By Misty Posted April 14, 2010 under

We know that talking with teens about drugs reduces the likelihood that they will abuse drugs, but beginning a conversation about substance abuse with our teens can be difficult, especially when we don’t know how to start it.

Our friends at the Partnership for a Drug-Free America polled parents on just that: What is the most effective opportunity to start a conversation with kids about living a healthy drug-free life? Nearly half of respondents (43 percent) said the most effective time to discuss drugs was in parallel with a family matter, such as when a family member or friend is facing the consequences of drug use. Some parents said the best time to broach the topic was when it was less personal, like when celebrity rehab stories surface in the media or after watching a movie with drug references.

Yet, even with these timely moments, talking to your kids about drugs can be tricky – and maybe even embarrassing – but I can tell you firsthand that these are vitally important conversations to have. The Partnership for a Drug-Free America’s Parent Talk Kit includes scripts that focus on scenarios such as if your child comes home smelling of cigarettes or alcohol, if your child was offered drugs at school, or if your teen is hanging with a different crowd.

Taking the time to start the conversation with your teens about substance abuse provides you with the opportunity to have an honest and open dialogue.

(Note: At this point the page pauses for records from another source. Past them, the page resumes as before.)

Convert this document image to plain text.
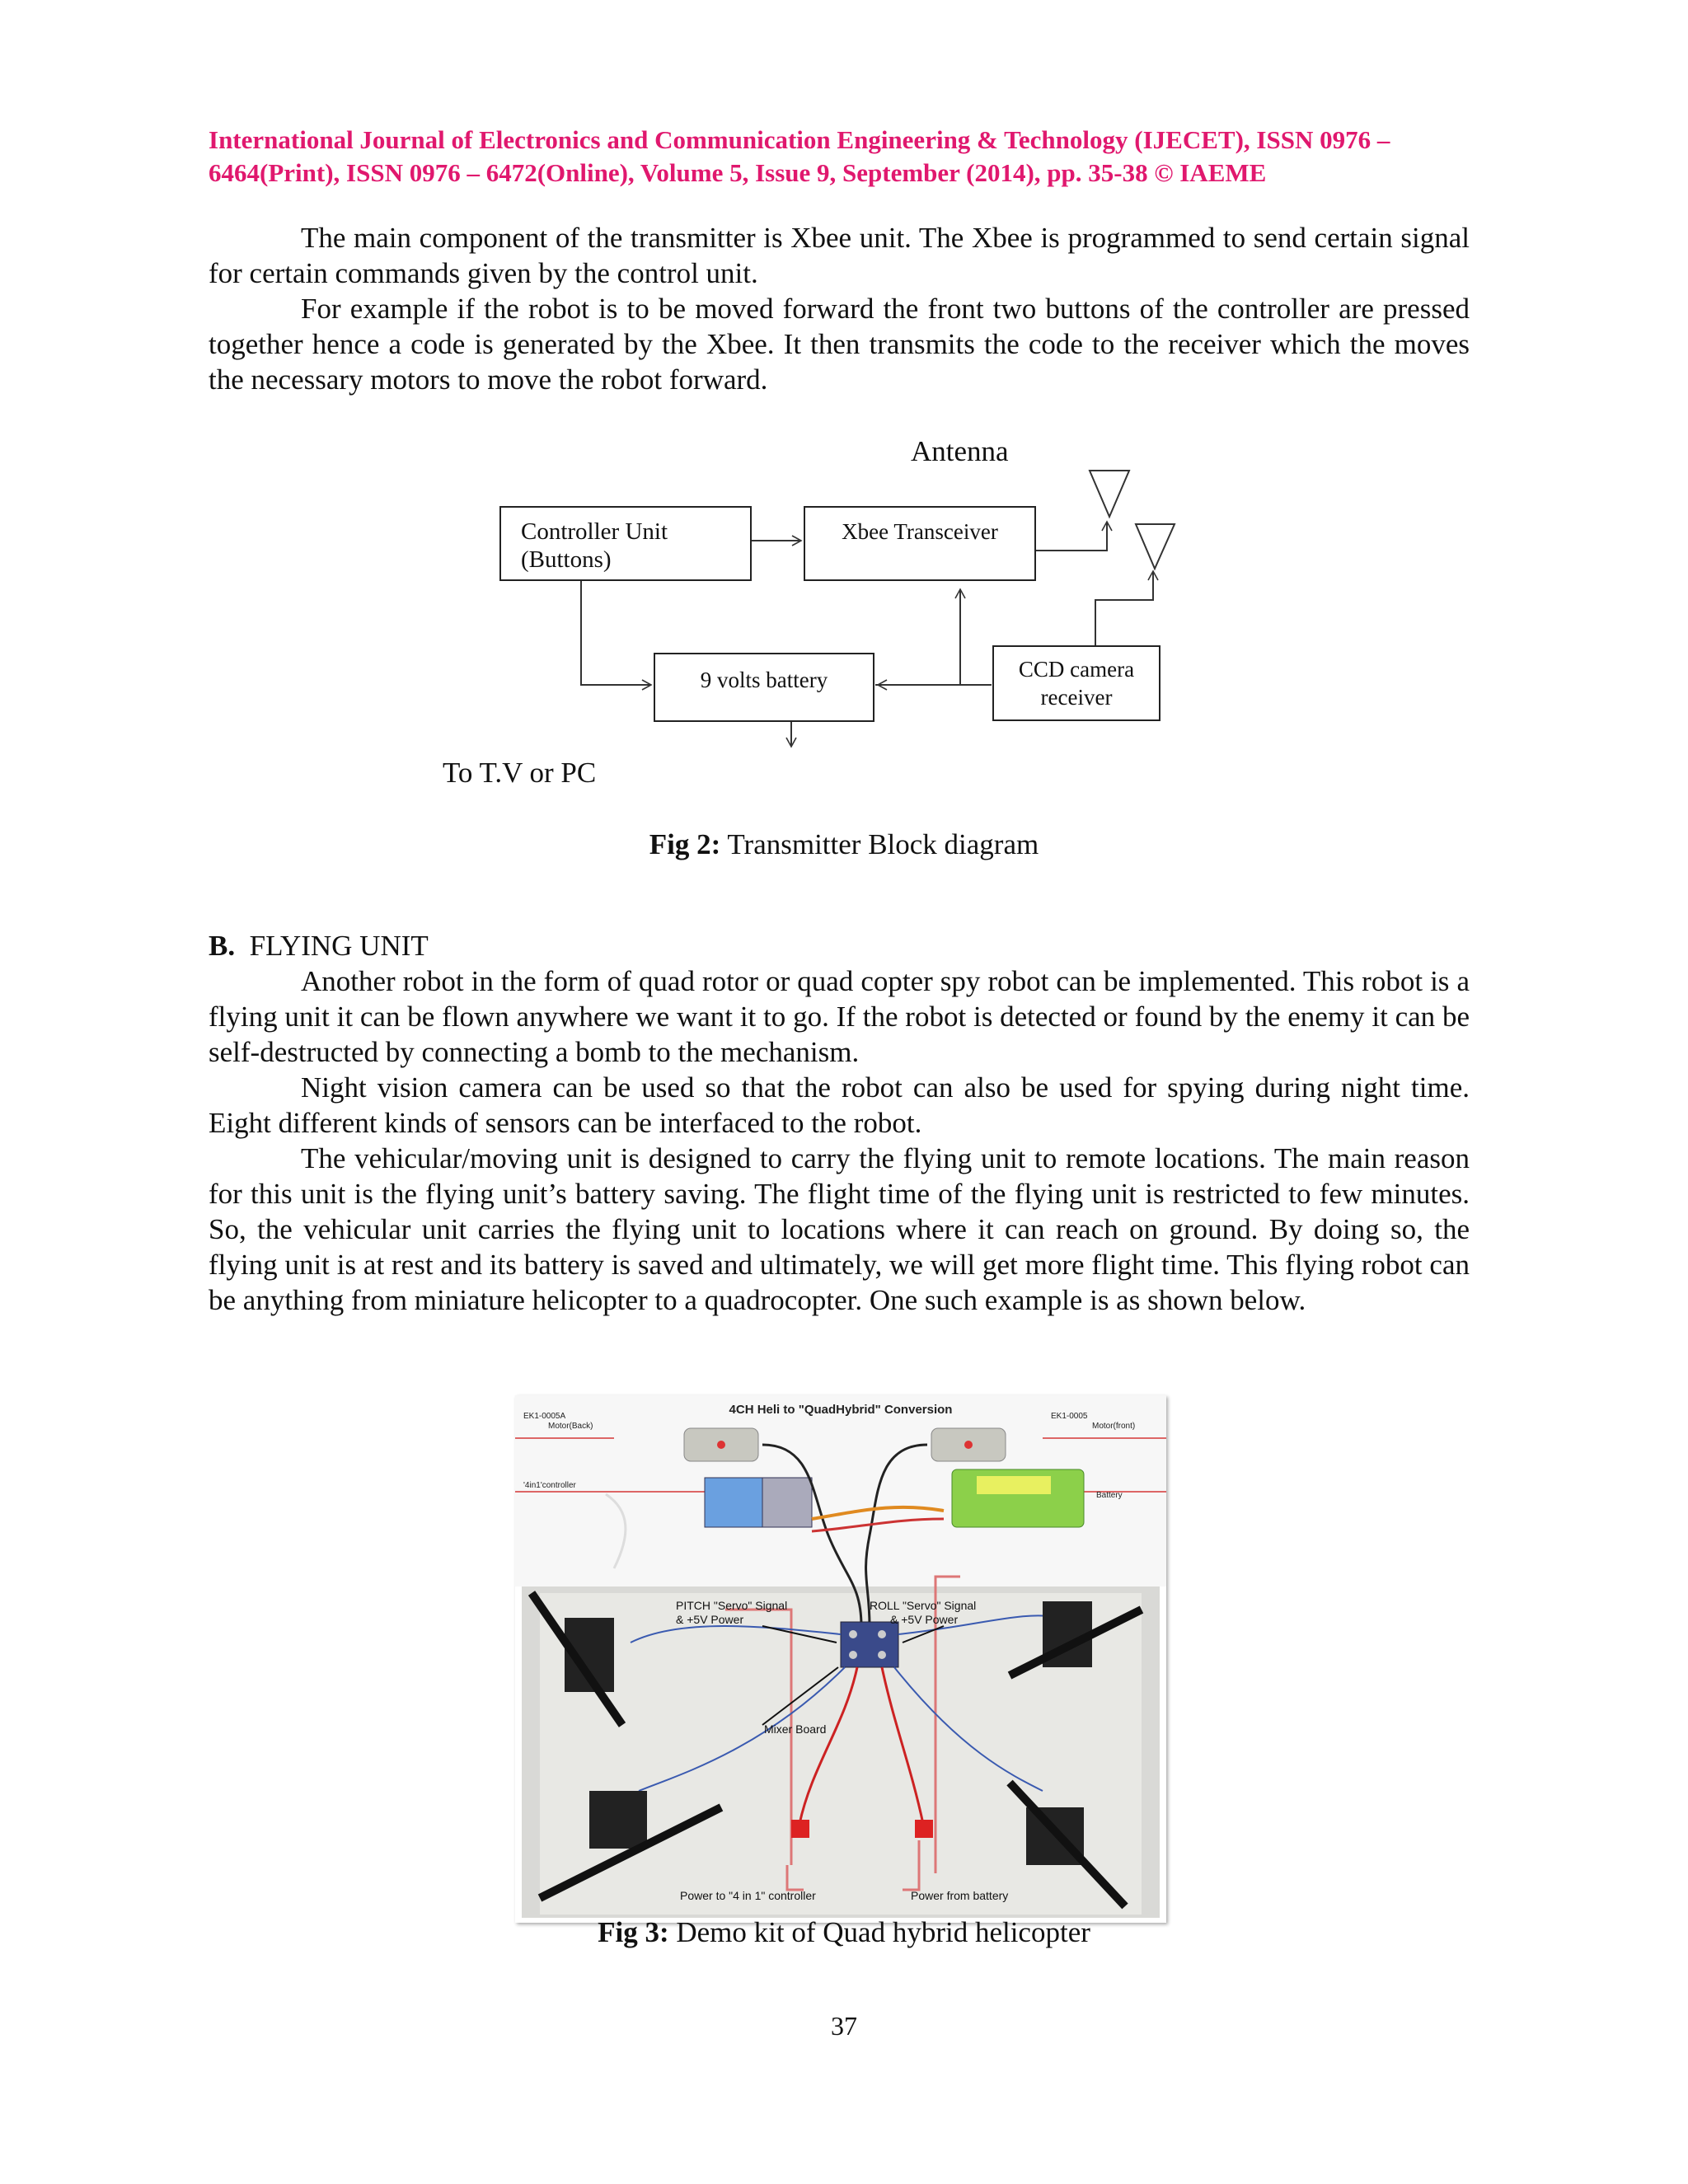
International Journal of Electronics and Communication Engineering & Technology (IJECET), ISSN 0976 –
6464(Print), ISSN 0976 – 6472(Online), Volume 5, Issue 9, September (2014), pp. 35-38 © IAEME

The main component of the transmitter is Xbee unit. The Xbee is programmed to send certain signal for certain commands given by the control unit.

For example if the robot is to be moved forward the front two buttons of the controller are pressed together hence a code is generated by the Xbee. It then transmits the code to the receiver which the moves the necessary motors to move the robot forward.

Antenna
Controller Unit
(Buttons)
Xbee Transceiver
9 volts battery	CCD camera
receiver
To T.V or PC
Fig 2: Transmitter Block diagram
B. FLYING UNIT

Another robot in the form of quad rotor or quad copter spy robot can be implemented. This robot is a flying unit it can be flown anywhere we want it to go. If the robot is detected or found by the enemy it can be self-destructed by connecting a bomb to the mechanism.

Night vision camera can be used so that the robot can also be used for spying during night time. Eight different kinds of sensors can be interfaced to the robot.

The vehicular/moving unit is designed to carry the flying unit to remote locations. The main reason for this unit is the flying unit’s battery saving. The flight time of the flying unit is restricted to few minutes. So, the vehicular unit carries the flying unit to locations where it can reach on ground. By doing so, the flying unit is at rest and its battery is saved and ultimately, we will get more flight time. This flying robot can be anything from miniature helicopter to a quadrocopter. One such example is as shown below.

4CH Heli to "QuadHybrid" Conversion
EK1-0005A
Motor(Back)
EK1-0005
Motor(front)
'4in1'controller
Battery
PITCH "Servo" Signal
& +5V Power
ROLL "Servo" Signal
& +5V Power
Mixer Board
Power to "4 in 1" controller	Power from battery
Fig 3: Demo kit of Quad hybrid helicopter
37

Simply talking to your teens can make a huge difference in the decisions they make, especially when they face pressures from their peers.

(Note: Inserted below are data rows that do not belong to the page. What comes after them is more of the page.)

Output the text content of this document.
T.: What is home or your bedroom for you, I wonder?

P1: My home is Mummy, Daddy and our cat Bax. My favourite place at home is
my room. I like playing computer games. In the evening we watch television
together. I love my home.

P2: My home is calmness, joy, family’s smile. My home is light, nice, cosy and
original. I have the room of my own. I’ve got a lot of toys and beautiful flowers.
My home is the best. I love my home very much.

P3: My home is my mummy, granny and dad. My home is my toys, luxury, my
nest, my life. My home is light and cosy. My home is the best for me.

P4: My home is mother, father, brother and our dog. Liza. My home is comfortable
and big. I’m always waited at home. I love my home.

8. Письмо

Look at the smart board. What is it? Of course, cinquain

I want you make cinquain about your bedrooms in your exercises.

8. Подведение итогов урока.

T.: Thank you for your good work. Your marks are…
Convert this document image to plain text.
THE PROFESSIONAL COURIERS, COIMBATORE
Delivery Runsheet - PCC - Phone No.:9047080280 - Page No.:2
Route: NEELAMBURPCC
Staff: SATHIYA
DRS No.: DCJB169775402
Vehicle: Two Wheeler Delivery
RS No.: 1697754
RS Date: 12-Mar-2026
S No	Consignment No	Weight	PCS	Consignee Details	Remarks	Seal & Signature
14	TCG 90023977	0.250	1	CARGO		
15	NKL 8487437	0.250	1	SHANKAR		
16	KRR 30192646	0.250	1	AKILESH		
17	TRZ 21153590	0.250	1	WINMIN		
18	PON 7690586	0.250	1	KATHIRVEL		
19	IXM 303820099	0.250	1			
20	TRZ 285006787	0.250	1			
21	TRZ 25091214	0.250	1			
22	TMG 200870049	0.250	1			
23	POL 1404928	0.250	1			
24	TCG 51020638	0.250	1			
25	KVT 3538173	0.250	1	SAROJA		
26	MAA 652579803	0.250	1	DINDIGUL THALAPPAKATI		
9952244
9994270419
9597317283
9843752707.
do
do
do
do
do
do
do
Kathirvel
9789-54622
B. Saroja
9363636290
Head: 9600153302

Here is a sampling of conversation starters from the Parent Talk Kit that you can use at home to get the conversation started:

  • “Hey, you probably know that parents talk to each other and find things out about what’s going on at school… I heard…”
  • “I know it’s been a while since I talked to you about the dangers…”
  • “If you’re ever offered drugs at school, tell that person, ‘My mother would kill me…’”
  • “Most people who use drugs and alcohol need a lot of help to get better. I hope [name] has a good doctor and friends and family members to help…”

As parents, it’s our job to keep our kids safe. If we educate them enough, ultimately it will be our voices they hear in the back of their heads when faced with a tough choice.